Racing popularity breeds expense
Races started to get more expensive with the increase in runners. I remember leading the hue and cry when the Get In Gear 10K raised its price from $5 to $8 in 1986 (compare the increase in prices of races since then to inflation!) The race had grown so large that they had to hire buses to carry runners to the start, a cost not seen in smaller races. Also, the park board saw the race as a windfall and increased their fee for events. Yet, once the big races increased their price and the number of entrants continued to grow, all other races followed suit.
The largest races, such as the Twin Cities Marathon, soon discovered that the local racing community consisted of only about a few thousand runners, the rest being people who ran only one marathon in their life. Therefore, they started tring to compete for runners in other markets and had an advertising budget small races didn't. They also had to keep getting more local first time marathoners, so they added frills that the hard-core runners didn't want. The T-shirts became multicolored, long-sleeved, "miracle fiber", increasing their costs; smaller races were compelled to do the same, or suffer by comparison. Soon, there were enough small races that they competed for entrants and the easiest way to get them was to offer better "goodies."
The last race I ran as a bandit was one where the race had paid foreign runners to enter (rather than the other way around), gave them free transit, free room and board and awarded a ton of prize money - all of which I didn't think the other runners should've had to subsidize. There was an "expo," where vendors were trying to sell to runners, but where they were all complaining about how much the race charged them per square foot of space. The T-shirts were festooned with a dozen company logos; entrants were paying to advertize companies that were also subsidizing the race. There seemed to be an endless supply of money coming in to the race, yet they were charging entrants a fortune.

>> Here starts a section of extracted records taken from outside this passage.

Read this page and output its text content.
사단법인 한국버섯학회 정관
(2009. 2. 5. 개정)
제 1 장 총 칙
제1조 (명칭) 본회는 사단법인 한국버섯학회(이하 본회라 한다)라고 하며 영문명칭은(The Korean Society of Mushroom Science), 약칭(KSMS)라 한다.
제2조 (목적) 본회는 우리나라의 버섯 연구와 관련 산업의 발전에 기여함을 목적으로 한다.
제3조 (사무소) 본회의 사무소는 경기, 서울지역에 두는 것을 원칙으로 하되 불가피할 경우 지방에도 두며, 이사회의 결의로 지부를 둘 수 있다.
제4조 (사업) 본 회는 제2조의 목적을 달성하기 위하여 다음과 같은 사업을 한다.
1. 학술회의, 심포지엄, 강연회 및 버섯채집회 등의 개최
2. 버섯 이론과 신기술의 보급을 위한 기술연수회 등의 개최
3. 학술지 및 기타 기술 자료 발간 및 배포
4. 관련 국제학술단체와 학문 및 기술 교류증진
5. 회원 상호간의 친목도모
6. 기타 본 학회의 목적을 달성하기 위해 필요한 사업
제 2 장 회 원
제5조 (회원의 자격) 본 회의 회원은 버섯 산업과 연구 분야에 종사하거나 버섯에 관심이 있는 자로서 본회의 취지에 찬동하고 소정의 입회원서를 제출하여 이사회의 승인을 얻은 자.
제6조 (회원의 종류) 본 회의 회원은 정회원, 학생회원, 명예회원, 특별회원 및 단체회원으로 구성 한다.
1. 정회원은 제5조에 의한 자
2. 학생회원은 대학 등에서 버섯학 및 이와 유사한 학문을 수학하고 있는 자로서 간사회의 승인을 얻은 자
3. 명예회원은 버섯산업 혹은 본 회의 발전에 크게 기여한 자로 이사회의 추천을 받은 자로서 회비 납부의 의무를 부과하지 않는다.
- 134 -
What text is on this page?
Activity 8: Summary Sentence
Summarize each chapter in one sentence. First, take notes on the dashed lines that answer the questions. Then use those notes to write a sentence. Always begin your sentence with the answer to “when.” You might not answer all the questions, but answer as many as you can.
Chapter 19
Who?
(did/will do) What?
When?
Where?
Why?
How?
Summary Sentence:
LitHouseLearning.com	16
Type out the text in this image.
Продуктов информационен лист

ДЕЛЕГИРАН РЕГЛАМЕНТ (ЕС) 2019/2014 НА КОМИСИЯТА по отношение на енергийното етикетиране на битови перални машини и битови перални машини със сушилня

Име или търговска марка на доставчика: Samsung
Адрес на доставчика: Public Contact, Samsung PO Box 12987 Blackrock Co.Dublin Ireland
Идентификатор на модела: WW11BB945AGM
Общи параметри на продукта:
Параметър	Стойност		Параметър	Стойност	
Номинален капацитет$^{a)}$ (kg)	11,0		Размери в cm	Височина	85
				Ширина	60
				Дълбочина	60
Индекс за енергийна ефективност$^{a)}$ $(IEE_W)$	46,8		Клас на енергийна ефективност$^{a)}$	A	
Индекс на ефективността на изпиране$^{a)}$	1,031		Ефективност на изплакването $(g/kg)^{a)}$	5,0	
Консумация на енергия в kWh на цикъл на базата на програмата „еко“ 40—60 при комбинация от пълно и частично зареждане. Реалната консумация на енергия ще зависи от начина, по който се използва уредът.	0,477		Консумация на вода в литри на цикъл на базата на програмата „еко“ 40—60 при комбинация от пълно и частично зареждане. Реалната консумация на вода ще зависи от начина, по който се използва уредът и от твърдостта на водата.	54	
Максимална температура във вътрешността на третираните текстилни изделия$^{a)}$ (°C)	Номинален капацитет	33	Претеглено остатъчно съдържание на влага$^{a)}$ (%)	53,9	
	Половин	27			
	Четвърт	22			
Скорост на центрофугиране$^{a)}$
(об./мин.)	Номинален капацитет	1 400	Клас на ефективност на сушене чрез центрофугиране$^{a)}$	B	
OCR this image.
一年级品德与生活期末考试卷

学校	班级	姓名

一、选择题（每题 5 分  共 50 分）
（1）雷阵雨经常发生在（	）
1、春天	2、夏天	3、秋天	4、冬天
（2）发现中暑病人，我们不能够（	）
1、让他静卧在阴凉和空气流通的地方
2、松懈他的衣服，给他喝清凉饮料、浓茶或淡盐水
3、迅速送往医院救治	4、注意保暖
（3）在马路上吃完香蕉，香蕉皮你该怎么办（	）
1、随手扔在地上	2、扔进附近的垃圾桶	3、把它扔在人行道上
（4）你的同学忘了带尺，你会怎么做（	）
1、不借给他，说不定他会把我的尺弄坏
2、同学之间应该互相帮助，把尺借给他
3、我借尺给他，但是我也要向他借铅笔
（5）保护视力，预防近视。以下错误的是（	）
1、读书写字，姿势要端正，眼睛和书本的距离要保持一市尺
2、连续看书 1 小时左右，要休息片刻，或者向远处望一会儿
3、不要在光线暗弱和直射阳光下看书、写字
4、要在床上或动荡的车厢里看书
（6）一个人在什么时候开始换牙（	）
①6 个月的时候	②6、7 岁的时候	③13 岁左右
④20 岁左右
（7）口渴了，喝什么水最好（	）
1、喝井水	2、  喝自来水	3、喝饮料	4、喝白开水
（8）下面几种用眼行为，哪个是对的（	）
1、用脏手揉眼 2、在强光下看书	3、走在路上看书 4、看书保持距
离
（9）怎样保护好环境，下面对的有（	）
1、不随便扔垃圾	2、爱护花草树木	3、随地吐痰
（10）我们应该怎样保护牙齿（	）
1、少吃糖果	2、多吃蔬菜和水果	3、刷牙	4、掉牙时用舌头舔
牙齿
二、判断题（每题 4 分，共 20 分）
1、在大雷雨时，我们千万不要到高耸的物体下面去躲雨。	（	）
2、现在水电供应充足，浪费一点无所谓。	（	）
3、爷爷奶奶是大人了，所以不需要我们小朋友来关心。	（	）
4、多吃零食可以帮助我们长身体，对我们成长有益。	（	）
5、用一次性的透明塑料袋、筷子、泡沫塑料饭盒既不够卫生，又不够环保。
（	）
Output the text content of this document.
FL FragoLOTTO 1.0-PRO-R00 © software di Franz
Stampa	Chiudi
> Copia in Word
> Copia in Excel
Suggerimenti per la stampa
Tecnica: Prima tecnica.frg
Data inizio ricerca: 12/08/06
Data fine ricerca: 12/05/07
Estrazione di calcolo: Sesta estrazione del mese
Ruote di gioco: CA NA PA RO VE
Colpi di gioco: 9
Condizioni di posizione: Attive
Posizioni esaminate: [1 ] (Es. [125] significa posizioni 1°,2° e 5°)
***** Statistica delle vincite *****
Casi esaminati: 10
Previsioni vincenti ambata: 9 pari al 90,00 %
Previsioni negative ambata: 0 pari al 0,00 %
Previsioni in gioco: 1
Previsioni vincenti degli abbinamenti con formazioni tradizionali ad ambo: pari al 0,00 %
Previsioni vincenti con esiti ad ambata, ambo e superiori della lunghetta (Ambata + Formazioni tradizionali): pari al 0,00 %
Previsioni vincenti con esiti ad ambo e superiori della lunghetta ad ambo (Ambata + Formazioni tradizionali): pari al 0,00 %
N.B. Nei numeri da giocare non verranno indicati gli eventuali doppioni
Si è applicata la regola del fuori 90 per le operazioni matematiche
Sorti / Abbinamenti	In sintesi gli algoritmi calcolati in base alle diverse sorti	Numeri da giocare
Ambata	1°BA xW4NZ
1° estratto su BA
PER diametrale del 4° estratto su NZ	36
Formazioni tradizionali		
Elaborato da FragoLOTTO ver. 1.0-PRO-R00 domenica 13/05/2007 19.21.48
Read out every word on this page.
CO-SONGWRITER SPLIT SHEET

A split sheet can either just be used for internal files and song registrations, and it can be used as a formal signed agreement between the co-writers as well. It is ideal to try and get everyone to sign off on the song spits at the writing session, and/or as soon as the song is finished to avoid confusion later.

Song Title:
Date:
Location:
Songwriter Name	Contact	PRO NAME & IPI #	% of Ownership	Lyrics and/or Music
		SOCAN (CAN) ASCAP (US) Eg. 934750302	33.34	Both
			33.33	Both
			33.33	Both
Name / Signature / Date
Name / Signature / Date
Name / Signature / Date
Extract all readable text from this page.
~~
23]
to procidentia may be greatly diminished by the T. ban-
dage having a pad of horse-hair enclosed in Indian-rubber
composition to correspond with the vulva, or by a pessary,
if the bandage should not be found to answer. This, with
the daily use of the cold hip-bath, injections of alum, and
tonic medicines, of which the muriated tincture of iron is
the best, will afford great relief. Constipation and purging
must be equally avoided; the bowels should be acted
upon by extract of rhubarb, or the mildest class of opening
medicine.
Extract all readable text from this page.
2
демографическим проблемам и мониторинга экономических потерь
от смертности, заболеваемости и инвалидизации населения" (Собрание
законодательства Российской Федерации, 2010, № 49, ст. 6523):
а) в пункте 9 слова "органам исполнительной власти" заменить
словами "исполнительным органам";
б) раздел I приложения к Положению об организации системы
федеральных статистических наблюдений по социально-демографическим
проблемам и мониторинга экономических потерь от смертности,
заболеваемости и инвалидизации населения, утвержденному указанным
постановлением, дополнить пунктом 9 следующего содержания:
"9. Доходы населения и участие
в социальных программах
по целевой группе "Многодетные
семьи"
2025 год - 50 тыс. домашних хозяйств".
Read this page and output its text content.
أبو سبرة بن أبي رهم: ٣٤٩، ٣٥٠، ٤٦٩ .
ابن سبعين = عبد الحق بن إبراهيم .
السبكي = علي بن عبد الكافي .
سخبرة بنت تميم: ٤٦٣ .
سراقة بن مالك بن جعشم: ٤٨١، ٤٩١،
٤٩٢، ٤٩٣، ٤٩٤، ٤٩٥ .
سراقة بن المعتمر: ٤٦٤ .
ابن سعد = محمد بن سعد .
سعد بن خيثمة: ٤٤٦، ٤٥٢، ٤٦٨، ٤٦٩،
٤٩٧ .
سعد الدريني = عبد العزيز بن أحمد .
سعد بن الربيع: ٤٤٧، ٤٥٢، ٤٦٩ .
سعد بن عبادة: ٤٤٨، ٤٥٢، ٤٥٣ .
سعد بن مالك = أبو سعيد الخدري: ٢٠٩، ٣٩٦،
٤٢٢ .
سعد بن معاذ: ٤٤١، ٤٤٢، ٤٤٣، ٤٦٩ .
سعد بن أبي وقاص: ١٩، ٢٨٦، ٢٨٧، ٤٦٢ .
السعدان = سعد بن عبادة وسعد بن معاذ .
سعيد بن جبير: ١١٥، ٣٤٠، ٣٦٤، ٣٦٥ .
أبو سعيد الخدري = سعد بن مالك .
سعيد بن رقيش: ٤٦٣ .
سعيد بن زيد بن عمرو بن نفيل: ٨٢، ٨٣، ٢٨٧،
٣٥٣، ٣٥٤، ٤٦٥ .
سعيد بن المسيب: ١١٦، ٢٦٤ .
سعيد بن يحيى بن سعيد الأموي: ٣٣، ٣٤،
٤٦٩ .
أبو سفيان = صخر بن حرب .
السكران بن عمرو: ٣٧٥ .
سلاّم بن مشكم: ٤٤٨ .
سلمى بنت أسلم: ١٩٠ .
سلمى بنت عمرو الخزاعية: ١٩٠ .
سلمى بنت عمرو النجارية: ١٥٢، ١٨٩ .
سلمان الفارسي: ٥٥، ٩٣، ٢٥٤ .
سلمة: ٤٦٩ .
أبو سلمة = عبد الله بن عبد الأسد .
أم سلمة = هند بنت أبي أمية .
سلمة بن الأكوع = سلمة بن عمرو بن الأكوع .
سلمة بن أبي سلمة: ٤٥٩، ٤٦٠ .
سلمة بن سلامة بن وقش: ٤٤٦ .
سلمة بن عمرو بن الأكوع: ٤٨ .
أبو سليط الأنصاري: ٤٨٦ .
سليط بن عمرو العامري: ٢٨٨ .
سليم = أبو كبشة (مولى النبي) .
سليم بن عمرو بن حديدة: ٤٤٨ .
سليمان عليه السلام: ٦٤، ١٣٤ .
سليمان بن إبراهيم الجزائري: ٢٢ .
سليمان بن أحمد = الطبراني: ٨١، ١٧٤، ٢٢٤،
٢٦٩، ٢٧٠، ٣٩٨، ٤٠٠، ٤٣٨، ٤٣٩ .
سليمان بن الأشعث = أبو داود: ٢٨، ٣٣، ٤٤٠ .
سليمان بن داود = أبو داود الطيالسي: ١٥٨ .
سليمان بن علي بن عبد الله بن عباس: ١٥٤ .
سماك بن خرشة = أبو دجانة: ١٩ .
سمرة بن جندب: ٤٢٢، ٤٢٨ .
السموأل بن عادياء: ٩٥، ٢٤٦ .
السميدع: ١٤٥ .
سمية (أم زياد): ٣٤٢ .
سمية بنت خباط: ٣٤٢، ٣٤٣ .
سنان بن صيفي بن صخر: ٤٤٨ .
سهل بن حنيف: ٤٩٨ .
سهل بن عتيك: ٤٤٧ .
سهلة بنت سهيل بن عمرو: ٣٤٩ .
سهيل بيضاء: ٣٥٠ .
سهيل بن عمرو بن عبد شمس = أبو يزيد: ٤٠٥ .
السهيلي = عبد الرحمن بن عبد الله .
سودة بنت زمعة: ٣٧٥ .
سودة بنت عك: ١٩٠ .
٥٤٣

Add to this the fact that people had to enter the race six months in advance (the interest on the money should've been enough for the race!) and there were no refunds. Runners who got injured or had some other commitment started to sell their numbers to recoup their losses; this was against the race rules, of course, and I spent months congratulating runners whose names I saw in the results, but who didn't actually run. I ran it without a number; the race I planned the previous week had had terrible weather and the week of this one was perfect. I ran a personal best - though I can't count it.